En cierto sentido, no deja de parecer un recorte en la vida de este país y de estos personajes, de quienes se desea saber un poco más: a Mátalos suavemente le cuesta salir de ese pequeño conjunto de situaciones y encontronazos, haciendo difícil intuir cómo será la vida de estos hombres más allá de lo que exhibe la pantalla.
Pero sus méritos no son pocos, sin embargo. Se ha dicho que, por sus varias escenas de diálogo, remeda atributos del cine de Tarantino, pero esto es relativamente cierto: en las conversaciones del film de Dominik las palabras no tienen más importancia que las miradas y los gestos, y en su atmósfera general hay más abatimiento que cinismo.
Las pocas escenas de violencia son de una prodigiosa estilización. Mostrar un asesinato de un auto a otro o el turbio momento en el que un ladrón adicto es apresado como si fueran cristales y destellos de un calidoscopio, o sugerir un enfrentamiento a tiros fuera de foco mientras un sicario cruza distraídamente la calle, son decisiones que responden al planteo mismo del film, que cuestiona sin desdeñar el artificio. Adornos y apuntes ácidos se combinan, tomando distancia del modelo scorsesiano (ubicándose, en todo caso, más cerca de Drive), permitiendo que el retrato de la sociedad en crisis sea atravesado por grandes canciones y reflexiones en voz alta ligeramente solemnes.

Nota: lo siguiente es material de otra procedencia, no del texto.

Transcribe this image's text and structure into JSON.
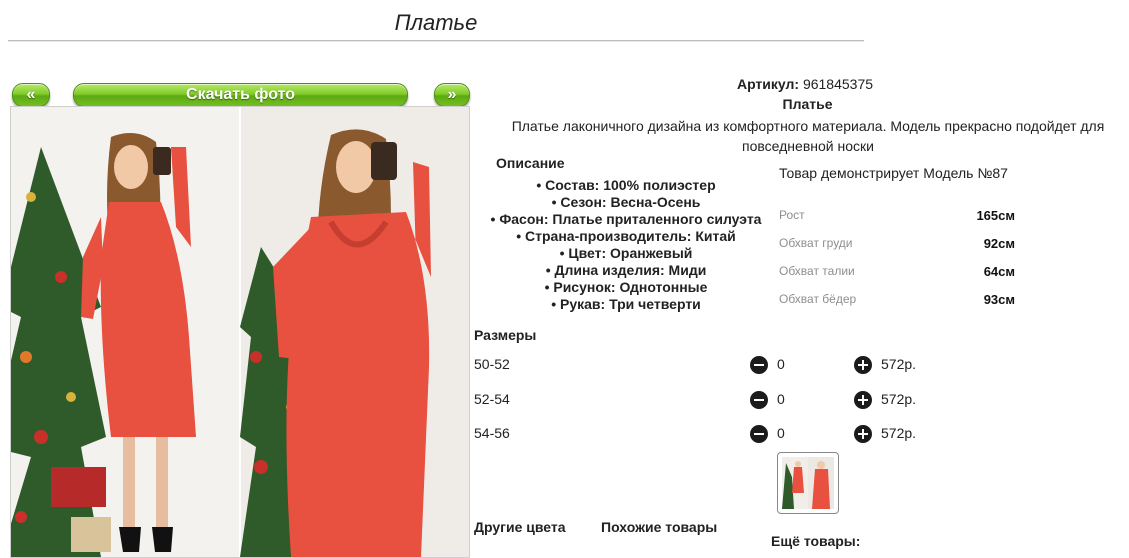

Ray Liotta –que parece salido de Buenos muchachos–, James Gandolfini, Richard Jenkins, Scout Mcnairy y Ben Mendelsohn conforman un elenco homogéneo, demostrando que Dominik sabe dirigir muy bien a sus actores. Es, incluso, el único que consigue buenos trabajos de Brad Pitt (ya lo había logrado en El asesinato de Jesse James por el cobarde Robert Ford). Sobrio, expresivo, sin recurrir a sus muecas habituales, aquí Pitt (también co-productor del film) asume, además, un personaje diferente a los acostumbrados. Baste señalar que a la única dama que se le cruza en su camino ni siquiera la ayuda con el cierre de su vestido, y que se lo ve siempre desconfiado y desencantado con su patria, al punto de dejarle al espectador, como reflexión última: “Esto no es un país, es un negocio. Dame mi dinero”.